Tuesday, September 27, 2016

Identifying candidates for targeted gait rehabilitation after stroke: better prediction through biomechanics-informed characterization

With no protocols presented this research is not only totally useless but not repeatable.
Was this research from June 2015 not good enough to come to a conclusion to your question?

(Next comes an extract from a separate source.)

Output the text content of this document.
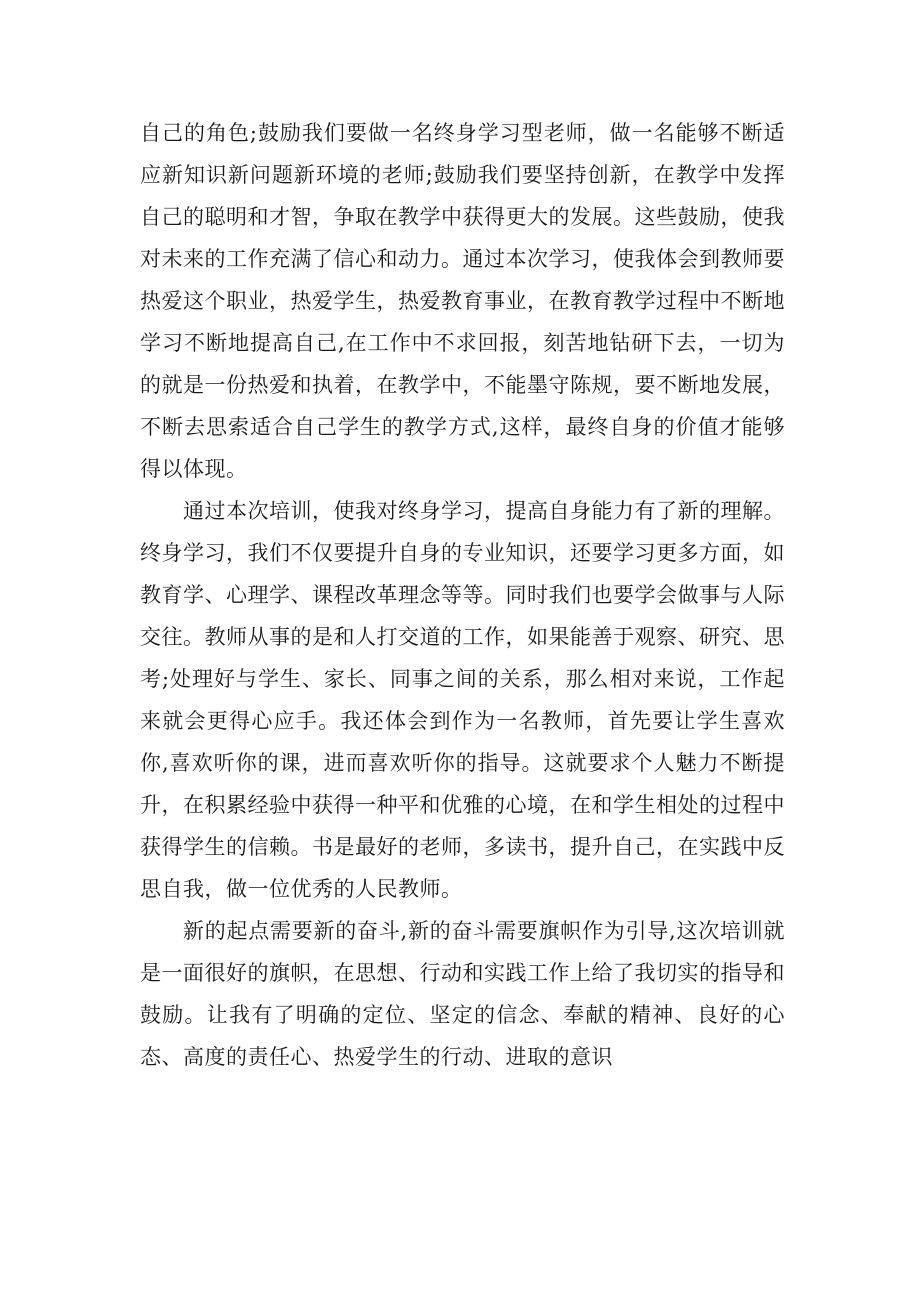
自己的角色;鼓励我们要做一名终身学习型老师，做一名能够不断适应新知识新问题新环境的老师;鼓励我们要坚持创新，在教学中发挥自己的聪明和才智，争取在教学中获得更大的发展。这些鼓励，使我对未来的工作充满了信心和动力。通过本次学习，使我体会到教师要热爱这个职业，热爱学生，热爱教育事业，在教育教学过程中不断地学习不断地提高自己,在工作中不求回报，刻苦地钻研下去，一切为的就是一份热爱和执着，在教学中，不能墨守陈规，要不断地发展，不断去思索适合自己学生的教学方式,这样，最终自身的价值才能够得以体现。

通过本次培训，使我对终身学习，提高自身能力有了新的理解。终身学习，我们不仅要提升自身的专业知识，还要学习更多方面，如教育学、心理学、课程改革理念等等。同时我们也要学会做事与人际交往。教师从事的是和人打交道的工作，如果能善于观察、研究、思考;处理好与学生、家长、同事之间的关系，那么相对来说，工作起来就会更得心应手。我还体会到作为一名教师，首先要让学生喜欢你,喜欢听你的课，进而喜欢听你的指导。这就要求个人魅力不断提升，在积累经验中获得一种平和优雅的心境，在和学生相处的过程中获得学生的信赖。书是最好的老师，多读书，提升自己，在实践中反思自我，做一位优秀的人民教师。

新的起点需要新的奋斗,新的奋斗需要旗帜作为引导,这次培训就是一面很好的旗帜，在思想、行动和实践工作上给了我切实的指导和鼓励。让我有了明确的定位、坚定的信念、奉献的精神、良好的心态、高度的责任心、热爱学生的行动、进取的意识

Paretic Propulsion and Trailing Limb Angle Are Key Determinants of Long-Distance Walking Function After Stroke

The latest here:

Identifying candidates for targeted gait rehabilitation after stroke: better prediction through biomechanics-informed characterization

  • Louis N. AwadEmail author,
  • Darcy S. Reisman,
  • Ryan T. Pohlig and
  • Stuart A. Binder-Macleod
Journal of NeuroEngineering and Rehabilitation201613:84
DOI: 10.1186/s12984-016-0188-8
Received: 11 June 2016
Accepted: 26 August 2016
Published: 23 September 2016

Abstract

Background

Walking speed has been used to predict the efficacy of gait training; however, poststroke motor impairments are heterogeneous and different biomechanical strategies may underlie the same walking speed. Identifying which individuals will respond best to a particular gait rehabilitation program using walking speed alone may thus be limited. The objective of this study was to determine if, beyond walking speed, participants’ baseline ability to generate propulsive force from their paretic limbs (paretic propulsion) influences the improvements in walking speed resulting from a paretic propulsion-targeting gait intervention.

Methods

Twenty seven participants >6 months poststroke underwent a 12-week locomotor training program designed to target deficits in paretic propulsion through the combination of fast walking with functional electrical stimulation to the paretic ankle musculature (FastFES). The relationship between participants’ baseline usual walking speed (UWSbaseline), maximum walking speed (MWSbaseline), and paretic propulsion (propbaseline) versus improvements in usual walking speed (∆UWS) and maximum walking speed (∆MWS) were evaluated in moderated regression models.

Results

UWSbaseline and MWSbaseline were, respectively, poor predictors of ΔUWS (R 2  = 0.24) and ΔMWS (R 2  = 0.01). Paretic propulsion × walking speed interactions (UWSbaseline × propbaseline and MWSbaseline × propbaseline) were observed in each regression model (R 2 s  = 0.61 and 0.49 for ∆UWS and ∆MWS, respectively), revealing that slower individuals with higher utilization of the paretic limb for forward propulsion responded best to FastFES training and were the most likely to achieve clinically important differences.

Conclusions

Characterizing participants based on both their walking speed and ability to generate paretic propulsion is a markedly better approach to predicting walking recovery following targeted gait rehabilitation than using walking speed alone.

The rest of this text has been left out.